The difference in UI design and UX design
At Binary Evolution, ‘Design’ encompasses both UI (user interface) and UX. They go hand-in-hand, but there are differences between the two. UI is more about the look, the aesthetics, and the function: a familiar hamburger button produces a menu that slides onto the screen from the right for example. UX, as the ‘experience’ part would suggest, is more about the user‘s journey through the application. How easy is it to make that next decision? Or with really good UX, a user doesn’t even notice that they needed to make about a decision.
We all can attest that there are still programs in the wild where this step (UX) wasn’t given the attention it deserves. My advice? No matter how small the project, before officially launching your software be sure to conduct user testing, even if it’s only a few users. This does not have to involve hiring a team to conduct the research (although, there are some great options for hiring this out). It can be as simple as watching a few people you know use the software, or a nice cross section of the people you expect to be using your software. Even if your application is already launched, it is never too late to go back in and evaluate. For DIY user testing, the key is to try to be an impartial observer. Just give the user a couple tasks and watch, listen and take notes. How are they navigating through the software, did they reach their intended destination easily or did they flounder aimlessly until the entire site was explored? After they‘ve completed the tasks you can also ask for feedback. Just remember that what users do is just as important as what they say (maybe more). Then you can take all the insights you gain and make your software better.

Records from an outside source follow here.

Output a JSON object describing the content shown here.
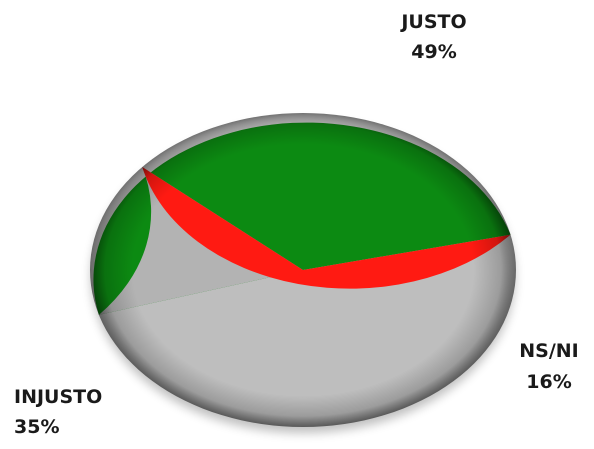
{
  "chart_data": {
    "type": "pie",
    "title": "",
    "slices": [
      {
        "label": "JUSTO",
        "value": 49,
        "display": "49%",
        "color": "#0c8a12"
      },
      {
        "label": "NS/NI",
        "value": 16,
        "display": "16%",
        "color": "#b3b3b3"
      },
      {
        "label": "INJUSTO",
        "value": 35,
        "display": "35%",
        "color": "#ff1a12"
      }
    ],
    "style": "3d-tilted",
    "legend": "none"
  }
}
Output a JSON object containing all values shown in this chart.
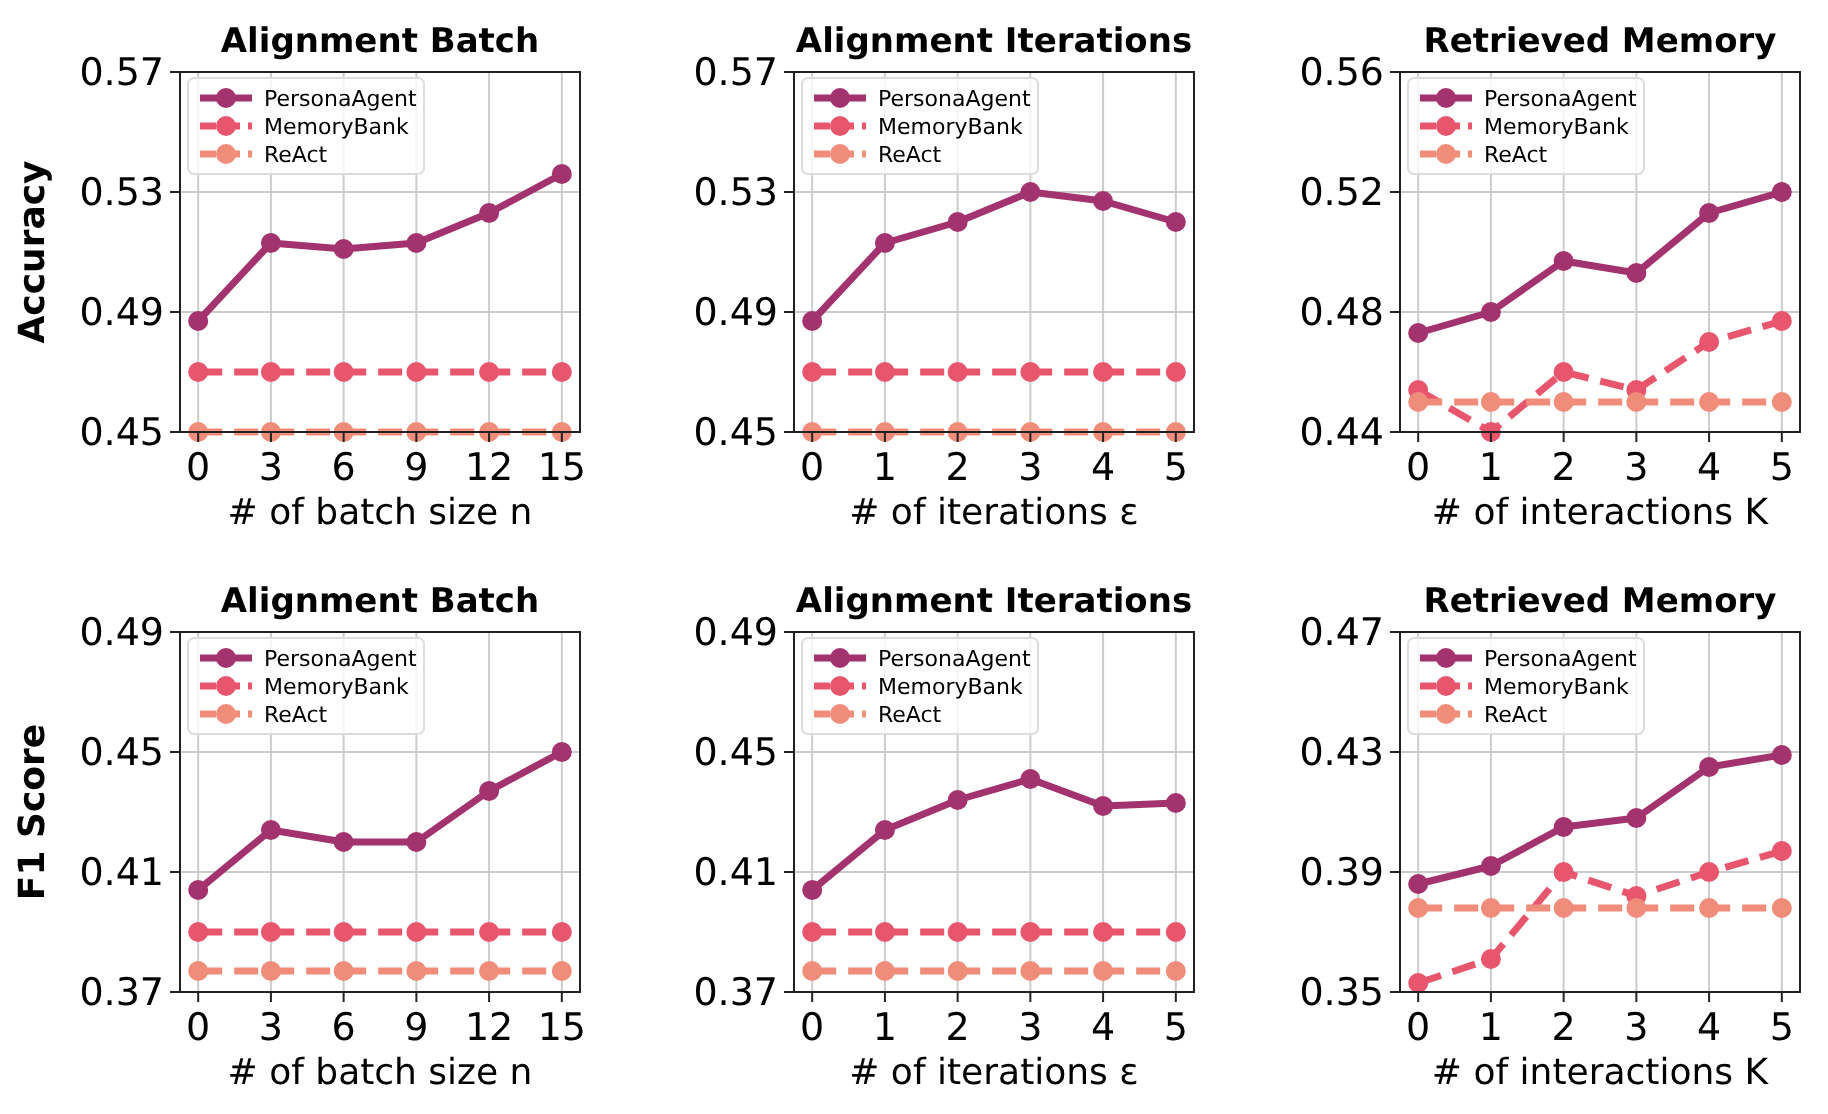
{
  "chart_data": [
    {
      "type": "line",
      "title": "Alignment Batch",
      "xlabel": "# of batch size n",
      "ylabel": "Accuracy",
      "x": [
        0,
        3,
        6,
        9,
        12,
        15
      ],
      "xlim": [
        -0.75,
        15.75
      ],
      "xticks": [
        0,
        3,
        6,
        9,
        12,
        15
      ],
      "ylim": [
        0.45,
        0.57
      ],
      "yticks": [
        {
          "value": 0.45,
          "label": "0.45"
        },
        {
          "value": 0.49,
          "label": "0.49"
        },
        {
          "value": 0.53,
          "label": "0.53"
        },
        {
          "value": 0.57,
          "label": "0.57"
        }
      ],
      "grid": true,
      "legend": "top left",
      "marker": "circle",
      "series": [
        {
          "name": "PersonaAgent",
          "color": "#a3336e",
          "line_style": "solid",
          "values": [
            0.487,
            0.513,
            0.511,
            0.513,
            0.523,
            0.536
          ]
        },
        {
          "name": "MemoryBank",
          "color": "#e8566e",
          "line_style": "dashed",
          "values": [
            0.47,
            0.47,
            0.47,
            0.47,
            0.47,
            0.47
          ]
        },
        {
          "name": "ReAct",
          "color": "#f08c7a",
          "line_style": "dashed",
          "values": [
            0.45,
            0.45,
            0.45,
            0.45,
            0.45,
            0.45
          ]
        }
      ]
    },
    {
      "type": "line",
      "title": "Alignment Iterations",
      "xlabel": "# of iterations ε",
      "x": [
        0,
        1,
        2,
        3,
        4,
        5
      ],
      "xlim": [
        -0.25,
        5.25
      ],
      "xticks": [
        0,
        1,
        2,
        3,
        4,
        5
      ],
      "ylim": [
        0.45,
        0.57
      ],
      "yticks": [
        {
          "value": 0.45,
          "label": "0.45"
        },
        {
          "value": 0.49,
          "label": "0.49"
        },
        {
          "value": 0.53,
          "label": "0.53"
        },
        {
          "value": 0.57,
          "label": "0.57"
        }
      ],
      "grid": true,
      "legend": "top left",
      "marker": "circle",
      "series": [
        {
          "name": "PersonaAgent",
          "color": "#a3336e",
          "line_style": "solid",
          "values": [
            0.487,
            0.513,
            0.52,
            0.53,
            0.527,
            0.52
          ]
        },
        {
          "name": "MemoryBank",
          "color": "#e8566e",
          "line_style": "dashed",
          "values": [
            0.47,
            0.47,
            0.47,
            0.47,
            0.47,
            0.47
          ]
        },
        {
          "name": "ReAct",
          "color": "#f08c7a",
          "line_style": "dashed",
          "values": [
            0.45,
            0.45,
            0.45,
            0.45,
            0.45,
            0.45
          ]
        }
      ]
    },
    {
      "type": "line",
      "title": "Retrieved Memory",
      "xlabel": "# of interactions K",
      "x": [
        0,
        1,
        2,
        3,
        4,
        5
      ],
      "xlim": [
        -0.25,
        5.25
      ],
      "xticks": [
        0,
        1,
        2,
        3,
        4,
        5
      ],
      "ylim": [
        0.44,
        0.56
      ],
      "yticks": [
        {
          "value": 0.44,
          "label": "0.44"
        },
        {
          "value": 0.48,
          "label": "0.48"
        },
        {
          "value": 0.52,
          "label": "0.52"
        },
        {
          "value": 0.56,
          "label": "0.56"
        }
      ],
      "grid": true,
      "legend": "top left",
      "marker": "circle",
      "series": [
        {
          "name": "PersonaAgent",
          "color": "#a3336e",
          "line_style": "solid",
          "values": [
            0.473,
            0.48,
            0.497,
            0.493,
            0.513,
            0.52
          ]
        },
        {
          "name": "MemoryBank",
          "color": "#e8566e",
          "line_style": "dashed",
          "values": [
            0.454,
            0.44,
            0.46,
            0.454,
            0.47,
            0.477
          ]
        },
        {
          "name": "ReAct",
          "color": "#f08c7a",
          "line_style": "dashed",
          "values": [
            0.45,
            0.45,
            0.45,
            0.45,
            0.45,
            0.45
          ]
        }
      ]
    },
    {
      "type": "line",
      "title": "Alignment Batch",
      "xlabel": "# of batch size n",
      "ylabel": "F1 Score",
      "x": [
        0,
        3,
        6,
        9,
        12,
        15
      ],
      "xlim": [
        -0.75,
        15.75
      ],
      "xticks": [
        0,
        3,
        6,
        9,
        12,
        15
      ],
      "ylim": [
        0.37,
        0.49
      ],
      "yticks": [
        {
          "value": 0.37,
          "label": "0.37"
        },
        {
          "value": 0.41,
          "label": "0.41"
        },
        {
          "value": 0.45,
          "label": "0.45"
        },
        {
          "value": 0.49,
          "label": "0.49"
        }
      ],
      "grid": true,
      "legend": "top left",
      "marker": "circle",
      "series": [
        {
          "name": "PersonaAgent",
          "color": "#a3336e",
          "line_style": "solid",
          "values": [
            0.404,
            0.424,
            0.42,
            0.42,
            0.437,
            0.45
          ]
        },
        {
          "name": "MemoryBank",
          "color": "#e8566e",
          "line_style": "dashed",
          "values": [
            0.39,
            0.39,
            0.39,
            0.39,
            0.39,
            0.39
          ]
        },
        {
          "name": "ReAct",
          "color": "#f08c7a",
          "line_style": "dashed",
          "values": [
            0.377,
            0.377,
            0.377,
            0.377,
            0.377,
            0.377
          ]
        }
      ]
    },
    {
      "type": "line",
      "title": "Alignment Iterations",
      "xlabel": "# of iterations ε",
      "x": [
        0,
        1,
        2,
        3,
        4,
        5
      ],
      "xlim": [
        -0.25,
        5.25
      ],
      "xticks": [
        0,
        1,
        2,
        3,
        4,
        5
      ],
      "ylim": [
        0.37,
        0.49
      ],
      "yticks": [
        {
          "value": 0.37,
          "label": "0.37"
        },
        {
          "value": 0.41,
          "label": "0.41"
        },
        {
          "value": 0.45,
          "label": "0.45"
        },
        {
          "value": 0.49,
          "label": "0.49"
        }
      ],
      "grid": true,
      "legend": "top left",
      "marker": "circle",
      "series": [
        {
          "name": "PersonaAgent",
          "color": "#a3336e",
          "line_style": "solid",
          "values": [
            0.404,
            0.424,
            0.434,
            0.441,
            0.432,
            0.433
          ]
        },
        {
          "name": "MemoryBank",
          "color": "#e8566e",
          "line_style": "dashed",
          "values": [
            0.39,
            0.39,
            0.39,
            0.39,
            0.39,
            0.39
          ]
        },
        {
          "name": "ReAct",
          "color": "#f08c7a",
          "line_style": "dashed",
          "values": [
            0.377,
            0.377,
            0.377,
            0.377,
            0.377,
            0.377
          ]
        }
      ]
    },
    {
      "type": "line",
      "title": "Retrieved Memory",
      "xlabel": "# of interactions K",
      "x": [
        0,
        1,
        2,
        3,
        4,
        5
      ],
      "xlim": [
        -0.25,
        5.25
      ],
      "xticks": [
        0,
        1,
        2,
        3,
        4,
        5
      ],
      "ylim": [
        0.35,
        0.47
      ],
      "yticks": [
        {
          "value": 0.35,
          "label": "0.35"
        },
        {
          "value": 0.39,
          "label": "0.39"
        },
        {
          "value": 0.43,
          "label": "0.43"
        },
        {
          "value": 0.47,
          "label": "0.47"
        }
      ],
      "grid": true,
      "legend": "top left",
      "marker": "circle",
      "series": [
        {
          "name": "PersonaAgent",
          "color": "#a3336e",
          "line_style": "solid",
          "values": [
            0.386,
            0.392,
            0.405,
            0.408,
            0.425,
            0.429
          ]
        },
        {
          "name": "MemoryBank",
          "color": "#e8566e",
          "line_style": "dashed",
          "values": [
            0.353,
            0.361,
            0.39,
            0.382,
            0.39,
            0.397
          ]
        },
        {
          "name": "ReAct",
          "color": "#f08c7a",
          "line_style": "dashed",
          "values": [
            0.378,
            0.378,
            0.378,
            0.378,
            0.378,
            0.378
          ]
        }
      ]
    }
  ]
}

There are lots of articles that provide some great tips on how to conduct usability testing. Sometimes teams get caught up in all choices and the goal of making sure everyone is represented and end up skipping it all together. If I have learned anything, it is that just a simple test and a few users can help you avoid really simple UX mistakes that will be like nails on a chalkboard for thousands of users down the road! Don’t let the daunting/time consuming tasks make you skip testing altogether. Your next package delivery clerk will thank you.